MICHAEL KOUNTOURIS Virtual Brexit 22 Junho 2016 |
De que falamos quando falamos de Europa?... E, afinal de contas, quando dizemos, repetimos e repetimos a palavra "Brexit", será que estamos todos a falar do mesmo?...
Seguramente que não, quanto mais não seja porque os dias seguintes nos fazem sentir, mais do que nunca, que não há nenhuma argamassa (europeia, justamente) que nos faça dizer o mesmo pelas mesmas palavras. Este extraordinário cartoon do grego Michael Kontouris (publicado na véspera do referendo no Reino Unido) condensa os nossos silêncios, receios e perplexidades — e se vogássemos todos num mar virtual de ideias? Ou numa galáxia de ideias virtuais?
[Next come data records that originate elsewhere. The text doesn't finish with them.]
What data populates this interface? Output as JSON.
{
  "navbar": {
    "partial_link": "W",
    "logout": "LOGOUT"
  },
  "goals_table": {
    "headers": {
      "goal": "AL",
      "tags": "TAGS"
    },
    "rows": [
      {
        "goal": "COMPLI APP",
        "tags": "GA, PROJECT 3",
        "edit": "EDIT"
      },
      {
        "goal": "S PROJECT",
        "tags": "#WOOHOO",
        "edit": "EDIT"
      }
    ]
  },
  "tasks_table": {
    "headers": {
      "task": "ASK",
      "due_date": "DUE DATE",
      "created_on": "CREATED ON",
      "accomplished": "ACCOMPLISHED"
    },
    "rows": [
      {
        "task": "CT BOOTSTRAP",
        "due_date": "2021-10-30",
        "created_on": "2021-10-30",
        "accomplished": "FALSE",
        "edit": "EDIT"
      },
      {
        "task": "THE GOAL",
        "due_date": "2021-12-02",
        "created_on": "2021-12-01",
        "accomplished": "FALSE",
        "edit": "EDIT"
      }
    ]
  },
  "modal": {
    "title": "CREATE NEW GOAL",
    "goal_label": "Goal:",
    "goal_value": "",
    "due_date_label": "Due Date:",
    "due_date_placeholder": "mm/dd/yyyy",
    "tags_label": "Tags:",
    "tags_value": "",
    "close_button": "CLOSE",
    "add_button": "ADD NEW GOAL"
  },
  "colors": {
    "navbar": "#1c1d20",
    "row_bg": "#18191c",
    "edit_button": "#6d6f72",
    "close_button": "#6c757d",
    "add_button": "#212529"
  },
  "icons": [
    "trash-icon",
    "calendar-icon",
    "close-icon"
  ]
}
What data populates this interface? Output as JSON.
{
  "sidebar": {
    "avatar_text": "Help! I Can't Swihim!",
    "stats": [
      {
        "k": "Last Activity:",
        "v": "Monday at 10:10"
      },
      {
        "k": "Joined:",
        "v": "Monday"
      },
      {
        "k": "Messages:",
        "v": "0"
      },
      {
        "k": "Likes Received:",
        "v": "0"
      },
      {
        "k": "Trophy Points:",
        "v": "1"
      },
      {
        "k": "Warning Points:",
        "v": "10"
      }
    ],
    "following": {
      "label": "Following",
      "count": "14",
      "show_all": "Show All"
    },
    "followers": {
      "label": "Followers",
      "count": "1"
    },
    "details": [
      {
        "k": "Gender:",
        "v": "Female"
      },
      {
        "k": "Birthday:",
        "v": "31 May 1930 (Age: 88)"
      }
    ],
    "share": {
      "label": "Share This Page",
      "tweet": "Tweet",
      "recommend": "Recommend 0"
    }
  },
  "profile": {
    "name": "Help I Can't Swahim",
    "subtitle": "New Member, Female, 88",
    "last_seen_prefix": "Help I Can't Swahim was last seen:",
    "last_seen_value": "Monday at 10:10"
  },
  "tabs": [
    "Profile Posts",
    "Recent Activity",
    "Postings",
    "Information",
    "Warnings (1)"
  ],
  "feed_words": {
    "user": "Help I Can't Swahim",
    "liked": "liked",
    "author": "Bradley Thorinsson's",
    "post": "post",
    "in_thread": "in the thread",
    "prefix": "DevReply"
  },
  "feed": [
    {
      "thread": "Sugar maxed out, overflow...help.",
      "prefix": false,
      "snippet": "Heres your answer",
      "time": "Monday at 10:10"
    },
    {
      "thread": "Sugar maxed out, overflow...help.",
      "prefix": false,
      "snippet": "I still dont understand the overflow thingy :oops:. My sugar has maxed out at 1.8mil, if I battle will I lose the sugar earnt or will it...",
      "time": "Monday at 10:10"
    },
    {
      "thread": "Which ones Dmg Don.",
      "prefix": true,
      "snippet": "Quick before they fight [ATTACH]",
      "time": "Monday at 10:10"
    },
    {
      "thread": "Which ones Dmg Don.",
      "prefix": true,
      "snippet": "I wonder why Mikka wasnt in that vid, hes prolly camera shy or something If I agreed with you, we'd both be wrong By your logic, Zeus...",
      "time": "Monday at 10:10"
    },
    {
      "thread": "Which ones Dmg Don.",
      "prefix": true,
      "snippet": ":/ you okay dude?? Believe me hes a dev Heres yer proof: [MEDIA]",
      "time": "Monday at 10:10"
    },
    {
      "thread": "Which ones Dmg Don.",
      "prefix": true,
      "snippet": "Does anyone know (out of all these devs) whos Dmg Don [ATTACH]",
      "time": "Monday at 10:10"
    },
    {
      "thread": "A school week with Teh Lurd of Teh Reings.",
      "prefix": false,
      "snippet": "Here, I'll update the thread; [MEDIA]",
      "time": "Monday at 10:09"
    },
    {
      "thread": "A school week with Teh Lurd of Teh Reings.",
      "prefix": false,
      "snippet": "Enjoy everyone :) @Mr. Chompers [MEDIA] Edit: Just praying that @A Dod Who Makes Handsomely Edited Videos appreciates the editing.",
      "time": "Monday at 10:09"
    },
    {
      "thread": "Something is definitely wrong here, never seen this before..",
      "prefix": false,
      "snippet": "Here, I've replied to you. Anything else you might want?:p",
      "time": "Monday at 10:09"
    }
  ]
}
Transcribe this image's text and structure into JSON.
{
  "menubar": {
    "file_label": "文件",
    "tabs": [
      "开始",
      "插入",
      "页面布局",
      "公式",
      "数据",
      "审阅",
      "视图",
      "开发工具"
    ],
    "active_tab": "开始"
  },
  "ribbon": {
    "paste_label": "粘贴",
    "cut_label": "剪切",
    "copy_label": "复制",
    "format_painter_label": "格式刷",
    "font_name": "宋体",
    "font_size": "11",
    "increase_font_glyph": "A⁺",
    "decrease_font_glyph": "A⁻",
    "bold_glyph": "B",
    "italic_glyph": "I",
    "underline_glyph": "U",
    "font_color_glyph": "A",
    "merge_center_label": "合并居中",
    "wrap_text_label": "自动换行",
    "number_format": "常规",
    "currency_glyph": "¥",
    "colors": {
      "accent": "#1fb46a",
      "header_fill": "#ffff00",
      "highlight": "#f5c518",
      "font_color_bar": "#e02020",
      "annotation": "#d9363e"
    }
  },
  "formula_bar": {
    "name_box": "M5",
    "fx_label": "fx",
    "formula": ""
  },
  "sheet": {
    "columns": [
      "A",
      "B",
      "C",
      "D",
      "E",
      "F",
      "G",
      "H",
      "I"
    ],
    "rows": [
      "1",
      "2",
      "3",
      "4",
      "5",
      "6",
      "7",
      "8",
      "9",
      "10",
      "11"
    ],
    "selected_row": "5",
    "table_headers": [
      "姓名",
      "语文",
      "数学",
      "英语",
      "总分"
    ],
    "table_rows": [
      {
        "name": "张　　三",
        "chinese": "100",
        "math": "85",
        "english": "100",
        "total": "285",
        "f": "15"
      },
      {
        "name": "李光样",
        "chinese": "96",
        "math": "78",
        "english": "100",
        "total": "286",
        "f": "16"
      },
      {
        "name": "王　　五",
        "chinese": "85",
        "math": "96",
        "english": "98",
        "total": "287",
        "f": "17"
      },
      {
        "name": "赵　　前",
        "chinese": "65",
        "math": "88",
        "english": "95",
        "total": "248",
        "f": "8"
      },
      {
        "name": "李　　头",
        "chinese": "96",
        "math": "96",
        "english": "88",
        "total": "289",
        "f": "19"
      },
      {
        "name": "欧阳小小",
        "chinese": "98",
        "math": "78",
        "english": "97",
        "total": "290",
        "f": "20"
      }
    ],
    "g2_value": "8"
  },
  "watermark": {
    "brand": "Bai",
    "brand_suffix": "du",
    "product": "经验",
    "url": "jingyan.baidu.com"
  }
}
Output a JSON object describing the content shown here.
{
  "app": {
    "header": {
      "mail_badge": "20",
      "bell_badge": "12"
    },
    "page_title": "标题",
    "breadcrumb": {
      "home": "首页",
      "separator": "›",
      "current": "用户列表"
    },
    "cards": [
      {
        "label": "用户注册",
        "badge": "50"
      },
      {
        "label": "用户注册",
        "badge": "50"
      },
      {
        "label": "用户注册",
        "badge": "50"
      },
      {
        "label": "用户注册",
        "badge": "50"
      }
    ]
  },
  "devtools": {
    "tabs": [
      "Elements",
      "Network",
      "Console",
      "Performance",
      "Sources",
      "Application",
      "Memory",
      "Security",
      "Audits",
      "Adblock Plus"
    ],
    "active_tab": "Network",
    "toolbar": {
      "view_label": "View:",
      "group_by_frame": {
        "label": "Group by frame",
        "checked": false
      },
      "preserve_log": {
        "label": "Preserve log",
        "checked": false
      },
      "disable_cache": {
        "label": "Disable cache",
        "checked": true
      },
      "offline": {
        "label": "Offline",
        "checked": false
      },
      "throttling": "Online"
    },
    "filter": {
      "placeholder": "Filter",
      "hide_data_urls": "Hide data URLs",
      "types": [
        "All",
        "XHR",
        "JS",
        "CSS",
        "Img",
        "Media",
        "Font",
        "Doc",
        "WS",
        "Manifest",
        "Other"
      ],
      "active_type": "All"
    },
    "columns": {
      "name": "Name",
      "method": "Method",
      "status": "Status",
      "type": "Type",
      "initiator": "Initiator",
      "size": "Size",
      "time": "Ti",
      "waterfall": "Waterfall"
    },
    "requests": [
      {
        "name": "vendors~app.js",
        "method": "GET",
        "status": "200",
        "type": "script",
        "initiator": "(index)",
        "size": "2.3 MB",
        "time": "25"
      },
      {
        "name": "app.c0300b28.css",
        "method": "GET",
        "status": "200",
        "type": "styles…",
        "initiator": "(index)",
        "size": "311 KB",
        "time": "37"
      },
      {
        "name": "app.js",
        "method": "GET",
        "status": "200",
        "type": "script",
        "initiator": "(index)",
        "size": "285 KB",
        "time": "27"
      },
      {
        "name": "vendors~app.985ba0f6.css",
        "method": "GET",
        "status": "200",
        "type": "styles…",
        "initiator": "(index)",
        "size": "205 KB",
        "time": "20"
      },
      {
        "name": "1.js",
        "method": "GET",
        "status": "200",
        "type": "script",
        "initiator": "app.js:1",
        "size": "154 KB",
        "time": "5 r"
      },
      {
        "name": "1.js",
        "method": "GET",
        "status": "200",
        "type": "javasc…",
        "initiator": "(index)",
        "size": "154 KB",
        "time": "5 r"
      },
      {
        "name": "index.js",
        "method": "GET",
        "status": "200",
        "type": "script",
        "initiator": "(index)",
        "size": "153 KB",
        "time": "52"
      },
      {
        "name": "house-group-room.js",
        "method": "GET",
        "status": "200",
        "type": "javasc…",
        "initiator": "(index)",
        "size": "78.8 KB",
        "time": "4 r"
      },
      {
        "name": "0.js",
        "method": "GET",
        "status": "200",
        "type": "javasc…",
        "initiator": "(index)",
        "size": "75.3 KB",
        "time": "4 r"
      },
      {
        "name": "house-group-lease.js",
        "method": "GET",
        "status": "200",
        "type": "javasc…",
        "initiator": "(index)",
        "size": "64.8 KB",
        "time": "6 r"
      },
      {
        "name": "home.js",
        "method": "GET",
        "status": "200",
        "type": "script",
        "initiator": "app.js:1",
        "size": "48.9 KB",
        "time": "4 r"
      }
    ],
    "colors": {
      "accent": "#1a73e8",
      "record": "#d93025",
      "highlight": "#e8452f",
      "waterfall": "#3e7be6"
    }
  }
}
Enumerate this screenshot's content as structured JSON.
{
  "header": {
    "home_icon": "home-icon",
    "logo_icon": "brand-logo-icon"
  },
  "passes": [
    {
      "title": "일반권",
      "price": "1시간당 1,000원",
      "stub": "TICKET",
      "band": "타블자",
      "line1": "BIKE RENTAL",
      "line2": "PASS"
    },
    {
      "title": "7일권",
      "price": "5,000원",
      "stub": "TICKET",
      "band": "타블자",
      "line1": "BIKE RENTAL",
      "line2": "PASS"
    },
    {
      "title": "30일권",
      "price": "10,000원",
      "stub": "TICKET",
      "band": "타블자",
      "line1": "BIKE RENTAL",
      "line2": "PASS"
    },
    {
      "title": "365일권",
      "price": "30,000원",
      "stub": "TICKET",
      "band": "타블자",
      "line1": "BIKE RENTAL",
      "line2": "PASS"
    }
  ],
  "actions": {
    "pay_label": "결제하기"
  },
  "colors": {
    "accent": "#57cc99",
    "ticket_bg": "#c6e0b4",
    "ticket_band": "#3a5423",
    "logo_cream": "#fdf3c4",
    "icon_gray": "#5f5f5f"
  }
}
Mais do que nunca, importa olhar o espaço televisivo e perguntar também que Europa vemos e, sobretudo, que Europa construímos através dos discursos, imagens e sons dominantes no pequeno ecrã e na sua plural e perversa ubiquidade — esta crónica foi publicada no Diário de Notícias (25 Junho), com o título 'A Europa mental'.
União Europeia |
Por vezes, as coisas mais evidentes são também as que menos vemos. Porque recusamos olhá-las? Não necessariamente. Antes porque as olhamos como dados adquiridos, ilusoriamente transparentes, no pressuposto de que compreendemos automaticamente o que são, o que significam, como nos afectam ou transformam.
Assim a Europa, por exemplo. Dir-se-ia que, por vezes (muitas vezes?), a Europa a que dizemos pertencer já nem sequer nos convoca como coisa nítida. É apenas uma coisa, precisamente — uma coisa cujos sentidos, significações ou ambiguidades já não nos tocam, muito menos mobilizam.
Veja-se televisão. E pense-se um pouco na sua presença nas nossas vidas. Observe-se o labirinto de questões suscitado pelas relações futuras entre Reino Unido e União Europeia. Contemplem-se as imagens de refugiados que já se tornaram uma espécie de rotina amarga, sempre tão longe no ecrã, tão perto na perturbação. Enfim, não nos esqueçamos das convulsões desportivas e urbanas do Europeu de futebol, empolando até à histeria mais gritada (literalmente, sem metáfora...) as noções de patriotismo.
Reino Unido. Refugiados. Futebol. Que linha temática podemos desenhar para ligar estes elementos obsessivos das nossas notícias? Pois bem, todos eles nos falam da nossa Europa, do modo como a percebemos e imaginamos. Ou ignoramos.
Televisivamente, nada disso parece acontecer como evento realmente palpável. São fogachos que circulam, breves clips que alimentam uma ilusão de realismo logo diluída no poder imenso, ritmado e abrangente, das mensagens publicitárias. Na melhor das hipóteses, a Europa mental que construímos através das mensagens televisivas confunde-se, precisamente, com um clímax, breve e ilusório, de natureza publicitária. Desapareceu o sentimento de sagrado, excepto na religião do futebol que, por certo, nos libertará. De quê? Ninguém sabe.